2083 Giovanni Boccaccio (1313-1375)
Italië (1300 - 1400)

De Italiaanse dichter Giovanni Boccaccio (Florence 1313 - Certaldo 21 december 1375) was een buitenechtelijk kind van de koopman Boccaccio di Chellino. Hij ging in 1327 naar Napels om ook koopman te worden, maar ging er rechten en oude talen studeren. Een liefde voor Maria d'Aquino, een onecht kind van koning Robert van Napels (de 'Fiammetta' uit zijn werken), ontwikkelde zijn dichterstalent.

Rond 1340 verbleef hij in Florence, waar hij bevriend raakte met Petrarca, die hem invoerde in de wereld van het opkomende humanisme. Uit verering voor Dante schreef hij diens biografie (Trattatello in laude di Dante, beter bekend als Vita di Dante, ca. 1360). Ook vervulde hij diverse politieke opdrachten.

Sinds 1373 was hem aan de universiteit te Florence de uitleg van Dantes 'La divina commedia' toevertrouwd, een taak die hij door ziekte bij de 17e zang van het Inferno moest opgeven.

Boccaccio's roem en invloed op latere schrijvers berust vooral op zijn Decamerone, een cyclus van honderd verhalen die tien gasten op een landgoed bij Florence elkaar tijdens de pestepidemie van 1348 vertellen.

De titel is Italiaans voor 'boek der tien dagen'. De cyclus omvat 100 verhalen die tien gasten op een landgoed buiten Florence elkaar tijdens de pestepidemie van 1348 vertellen.
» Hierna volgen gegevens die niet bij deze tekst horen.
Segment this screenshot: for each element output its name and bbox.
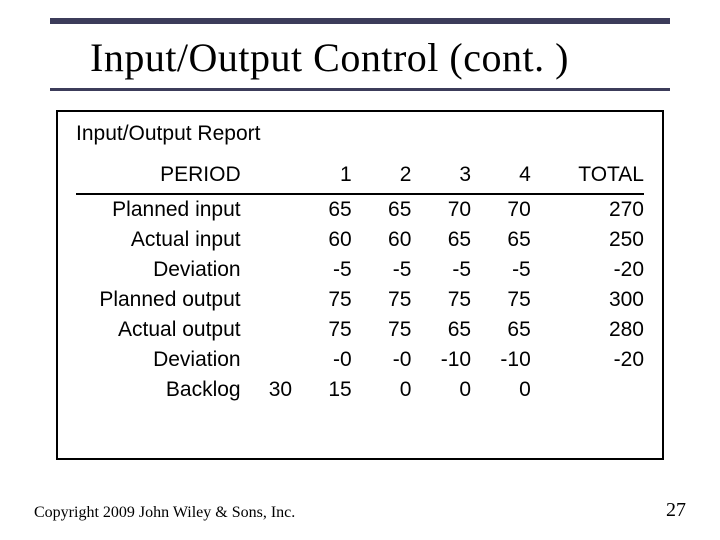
table-row: Planned input 65 65 70 70 270 bbox=[76, 194, 644, 225]
row-label: Deviation bbox=[76, 255, 241, 285]
page-title: Input/Output Control (cont. ) bbox=[90, 34, 569, 81]
row-label: Planned output bbox=[76, 285, 241, 315]
cell: -5 bbox=[352, 255, 412, 285]
cell: 0 bbox=[352, 375, 412, 405]
cell: 70 bbox=[411, 194, 471, 225]
report-title: Input/Output Report bbox=[76, 122, 644, 146]
cell: 60 bbox=[352, 225, 412, 255]
cell: 15 bbox=[292, 375, 352, 405]
cell: -10 bbox=[411, 345, 471, 375]
table-row: Backlog 30 15 0 0 0 bbox=[76, 375, 644, 405]
table-row: Planned output 75 75 75 75 300 bbox=[76, 285, 644, 315]
cell: 75 bbox=[292, 315, 352, 345]
cell: 75 bbox=[352, 315, 412, 345]
hdr-col-4: 4 bbox=[471, 160, 531, 194]
table-header-row: PERIOD 1 2 3 4 TOTAL bbox=[76, 160, 644, 194]
title-rule-top bbox=[50, 18, 670, 24]
cell: 0 bbox=[471, 375, 531, 405]
hdr-col-3: 3 bbox=[411, 160, 471, 194]
page-number: 27 bbox=[666, 499, 686, 522]
cell: -5 bbox=[292, 255, 352, 285]
slide: Input/Output Control (cont. ) Input/Outp… bbox=[0, 0, 720, 540]
cell: 75 bbox=[292, 285, 352, 315]
cell: 75 bbox=[411, 285, 471, 315]
io-table: PERIOD 1 2 3 4 TOTAL Planned input 65 65… bbox=[76, 160, 644, 405]
cell: -0 bbox=[292, 345, 352, 375]
cell: 65 bbox=[471, 315, 531, 345]
cell: -0 bbox=[352, 345, 412, 375]
cell: 65 bbox=[471, 225, 531, 255]
title-rule-bottom bbox=[50, 88, 670, 91]
table-row: Deviation -0 -0 -10 -10 -20 bbox=[76, 345, 644, 375]
row-pre bbox=[241, 225, 292, 255]
cell: 60 bbox=[292, 225, 352, 255]
row-pre: 30 bbox=[241, 375, 292, 405]
cell: 70 bbox=[471, 194, 531, 225]
row-pre bbox=[241, 285, 292, 315]
cell-total bbox=[531, 375, 644, 405]
hdr-total: TOTAL bbox=[531, 160, 644, 194]
cell: 65 bbox=[411, 315, 471, 345]
hdr-period: PERIOD bbox=[76, 160, 241, 194]
cell: 75 bbox=[471, 285, 531, 315]
cell-total: 250 bbox=[531, 225, 644, 255]
hdr-col-2: 2 bbox=[352, 160, 412, 194]
cell-total: 300 bbox=[531, 285, 644, 315]
cell-total: 280 bbox=[531, 315, 644, 345]
row-pre bbox=[241, 315, 292, 345]
row-pre bbox=[241, 345, 292, 375]
cell: -10 bbox=[471, 345, 531, 375]
cell-total: -20 bbox=[531, 345, 644, 375]
cell: 65 bbox=[352, 194, 412, 225]
row-label: Actual output bbox=[76, 315, 241, 345]
cell: 75 bbox=[352, 285, 412, 315]
hdr-col-1: 1 bbox=[292, 160, 352, 194]
row-label: Planned input bbox=[76, 194, 241, 225]
row-label: Actual input bbox=[76, 225, 241, 255]
table-row: Deviation -5 -5 -5 -5 -20 bbox=[76, 255, 644, 285]
cell-total: 270 bbox=[531, 194, 644, 225]
hdr-pre bbox=[241, 160, 292, 194]
report-card: Input/Output Report PERIOD 1 2 3 4 TOTAL… bbox=[56, 110, 664, 460]
cell: 65 bbox=[411, 225, 471, 255]
cell: 0 bbox=[411, 375, 471, 405]
cell: 65 bbox=[292, 194, 352, 225]
rule-tick-bottom bbox=[50, 88, 56, 91]
row-pre bbox=[241, 194, 292, 225]
rule-tick-top bbox=[50, 18, 56, 24]
row-label: Deviation bbox=[76, 345, 241, 375]
row-pre bbox=[241, 255, 292, 285]
copyright-footer: Copyright 2009 John Wiley & Sons, Inc. bbox=[34, 504, 295, 522]
cell: -5 bbox=[411, 255, 471, 285]
row-label: Backlog bbox=[76, 375, 241, 405]
cell-total: -20 bbox=[531, 255, 644, 285]
cell: -5 bbox=[471, 255, 531, 285]
table-row: Actual output 75 75 65 65 280 bbox=[76, 315, 644, 345]
table-row: Actual input 60 60 65 65 250 bbox=[76, 225, 644, 255]
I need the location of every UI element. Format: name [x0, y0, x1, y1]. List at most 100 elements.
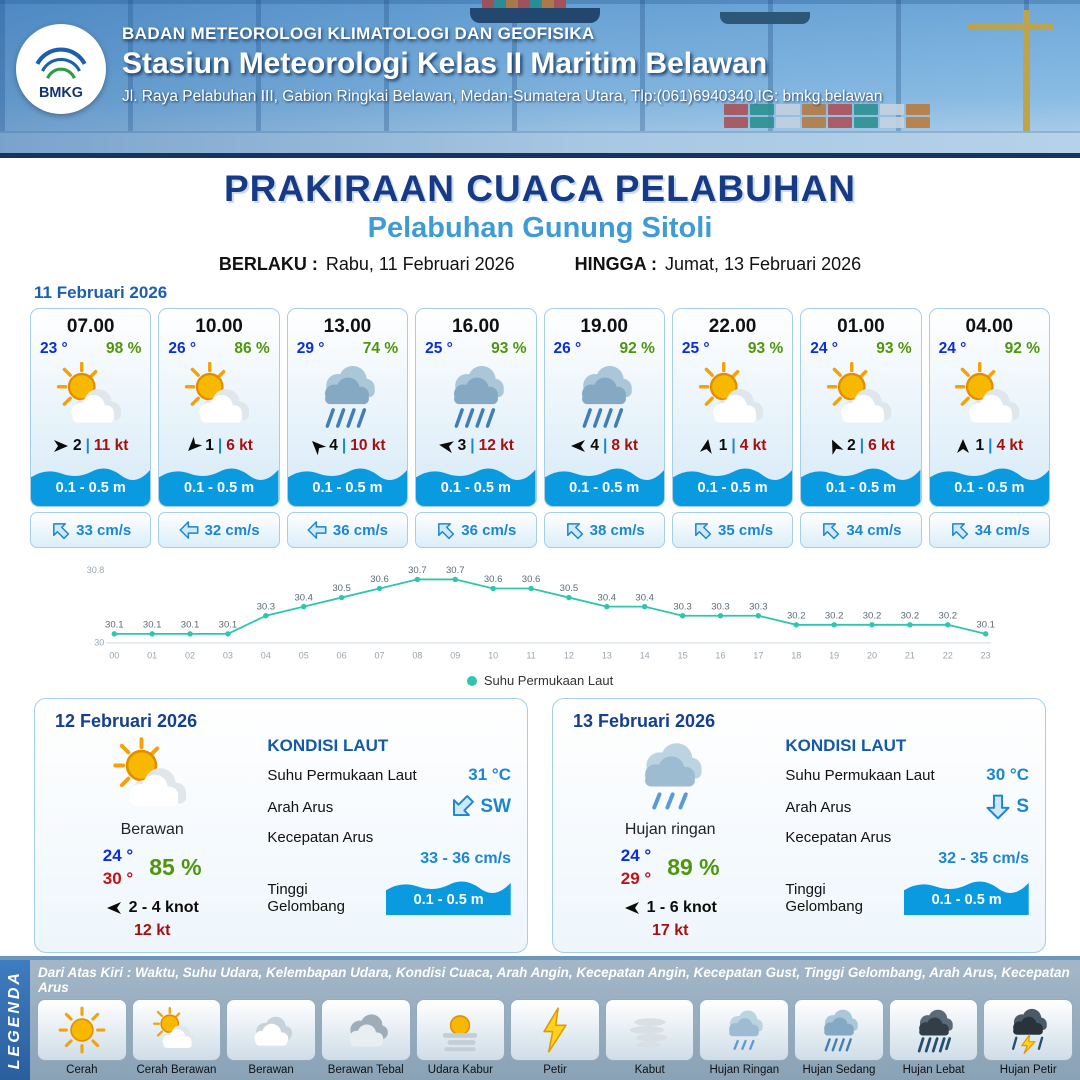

Door deze situering is het werk een raamvertelling. Het boek werd voltooid in 1353. Zeven jonge vrouwen en drie jonge mannen ontvluchten de pestepidemie die in Florence woedt en verschansen zich in een villa. Zij besluiten elkaar, om de tijd te doden, elke dag een verhaal te vertellen. Elke dag is een van de tien personen de leider van het gezelschap en bepaalt daarmee ook het onderwerp van de verhalen van die dag. De thema?s lopen uiteen van 'verhalen over tegenslag die toch een goede afloop hebben' tot 'verhalen over hoe vrouwen hun man weten te bedriegen'. Elke 'dag' begint met een korte inleiding op het thema en eindigt met een afsluiting.

De thema's zijn veelal aan andere (oudere Italiaanse, Franse en Latijnse) bronnen ontleend. Nieuw is wel de uit de realiteit geputte, krachtige psychologie van de vroege Renaissance en de zinnelijke uitbeelding van alle denkbare menselijke hartstochten, gebreken en dwaasheden. Men spreekt dan ook wel van de ?menselijke? komedie tegenover de "goddelijke" van Dante. De in het werk beschreven omstandigheden zitten vol met symbolische en allegorische verwijzingen. Algemeen wordt aangenomen dat de zeven jonge vrouwen de vier hoofddeugden (voorzichtigheid, rechtvaardigheid, matigheid en standvastigheid) en drie religieuze deugden (geloof, hoop en liefde) vertegenwoordigen. De mannen zouden staan voor de Griekse driedeling van de menselijke ziel (rede, woede en begeerte).

Paus Sylvesters Mirakel, fresco uit ca. 1340 in de Cappella di Bardi di Vernio, Santa Croce, Florence

Verhalen uit de Decamerone verschenen later ook in een andere beroemde raamvertelling: de Canterbury Tales van Geoffrey Chaucer, hoewel niet bekend is of Chaucer op de hoogte was van dit werk. In de loop van de geschiedenis kreeg het werk met nogal wat tegenstand te maken. Zo werd het in 1497 door Girolamo Savonarola verbrand omdat het onzedelijk zou zijn. Ook de kerk was niet altijd blij met het boek, niet zozeer vanwege de vrijmoedigheid alleen, maar vooral om de manier waarop kerkelijke prelaten werden beschreven. Het boek kreeg daardoor ook bewerkte en gekuiste versies. Tot in de 20e eeuw heeft de Decamerone met dit soort tegenstand te kampen gehad. Het is niet verwonderlijk dat dit alleen maar heeft bijgedragen aan de populariteit van het werk.